Bolehkah Istri Menafkahi Suami?

Bolehkah Istri Menafkahi Suami?

Bolehkah Istri Menafkahi Suami?

Di Indonesia perempuan memiliki akses penuh untuk mendapatkan pendidikan dan pekerjaan. Bahkan saat ini kita mungkin tak asing lagi melihat perempuan berpendidikan tinggi dan turut berkontribusi dalam dunia kerja.

Setelah perempuan menikah, maka suaminya lah yang memegang kewajiban untuk mencari nafkah. Hal ini dikarenakan perempuan menanggung beban lain yang tidak dialami laki-laki, seperti mengandung, melahirkan dan menyusui.

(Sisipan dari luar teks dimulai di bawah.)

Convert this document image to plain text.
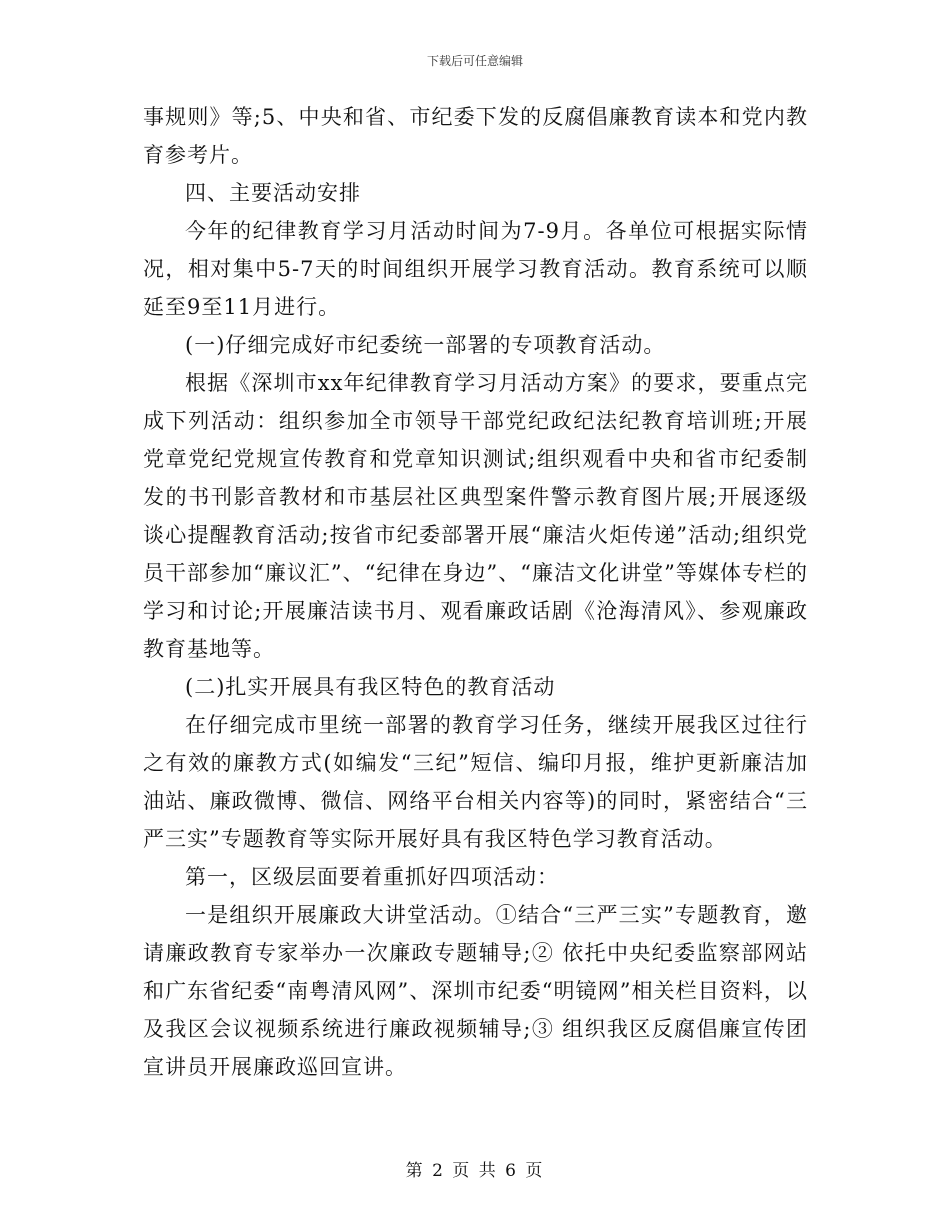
下载后可任意编辑

事规则》等;5、中央和省、市纪委下发的反腐倡廉教育读本和党内教育参考片。

四、主要活动安排

今年的纪律教育学习月活动时间为7-9月。各单位可根据实际情况，相对集中5-7天的时间组织开展学习教育活动。教育系统可以顺延至9至11月进行。

(一)仔细完成好市纪委统一部署的专项教育活动。

根据《深圳市xx年纪律教育学习月活动方案》的要求，要重点完成下列活动：组织参加全市领导干部党纪政纪法纪教育培训班;开展党章党纪党规宣传教育和党章知识测试;组织观看中央和省市纪委制发的书刊影音教材和市基层社区典型案件警示教育图片展;开展逐级谈心提醒教育活动;按省市纪委部署开展“廉洁火炬传递”活动;组织党员干部参加“廉议汇”、“纪律在身边”、“廉洁文化讲堂”等媒体专栏的学习和讨论;开展廉洁读书月、观看廉政话剧《沧海清风》、参观廉政教育基地等。

(二)扎实开展具有我区特色的教育活动

在仔细完成市里统一部署的教育学习任务，继续开展我区过往行之有效的廉教方式(如编发“三纪”短信、编印月报，维护更新廉洁加油站、廉政微博、微信、网络平台相关内容等)的同时，紧密结合“三严三实”专题教育等实际开展好具有我区特色学习教育活动。

第一，区级层面要着重抓好四项活动：

一是组织开展廉政大讲堂活动。①结合“三严三实”专题教育，邀请廉政教育专家举办一次廉政专题辅导;② 依托中央纪委监察部网站和广东省纪委“南粤清风网”、深圳市纪委“明镜网”相关栏目资料，以及我区会议视频系统进行廉政视频辅导;③ 组织我区反腐倡廉宣传团宣讲员开展廉政巡回宣讲。

第 2 页 共 6 页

Kewajiban laki-laki untuk menafkahi istri dan anak-anaknya termaktub dalam beberapa surah dalam al-Qur’an, diantaranya:

Surah an-Nisa/4:34

الرِّجَالُ قَوَّامُونَ عَلَى النِّسَاءِ بِمَا فَضَّلَ اللَّهُ بَعْضَهُمْ عَلَى بَعْضٍ وَبِمَا أَنْفَقُوا مِنْ أَمْوَالِهِمْ

Kaum laki-laki itu adalah pemimpin bagi kaum wanita, oleh karena Allah telah melebihkan sebahagian mereka (laki-laki) atas sebahagian yang lain (wanita), dan karena mereka (laki-laki) telah menafkahkan sebagian dari harta mereka. (QS an-Nisa/4:34)

Surah at-Talaq/65: 7

لِيُنْفِقْ ذُو سَعَةٍ مِنْ سَعَتِهِ وَمَنْ قُدِرَ عَلَيْهِ رِزْقُهُ فَلْيُنْفِقْ مِمَّا آتَاهُ اللَّهُ لَا يُكَلِّفُ اللَّهُ نَفْسًا إِلَّا مَا آتَاهَا سَيَجْعَلُ اللَّهُ بَعْدَ عُسْرٍ يُسْرًا

Hendaklah orang yang mampu memberi nafkah menurut kemampuannya. Dan orang yang disempitkan rezekinya hendaklah memberi nafkah dari harta yang diberikan Allah kepadanya. Allah tidak memikulkan beban kepada seseorang melainkan sekedar apa yang Allah berikan kepadanya. Allah kelak akan memberikan kelapangan sesudah kesempitan. (QS at-Talaq/65: 7)

Surah al-Baqoroh/2: 233

وَالْوَالِدَاتُ يُرْضِعْنَ أَوْلَادَهُنَّ حَوْلَيْنِ كَامِلَيْنِ لِمَنْ أَرَادَ أَنْ يُتِمَّ الرَّضَاعَةَ وَعَلَى الْمَوْلُودِ لَهُ رِزْقُهُنَّ وَكِسْوَتُهُنَّ بِالْمَعْرُوفِ لَا تُكَلَّفُ نَفْسٌ إِلَّا وُسْعَهَا

Para ibu hendaklah menyusukan anak-anaknya selama dua tahun penuh, yaitu bagi yang ingin menyempurnakan penyusuan. Dan kewajiban ayah memberi makan dan pakaian kepada para ibu dengan cara ma’ruf. Seseorang tidak dibebani melainkan menurut kadar kesanggupannya. (QS. Al-Baqoroh/2: 233)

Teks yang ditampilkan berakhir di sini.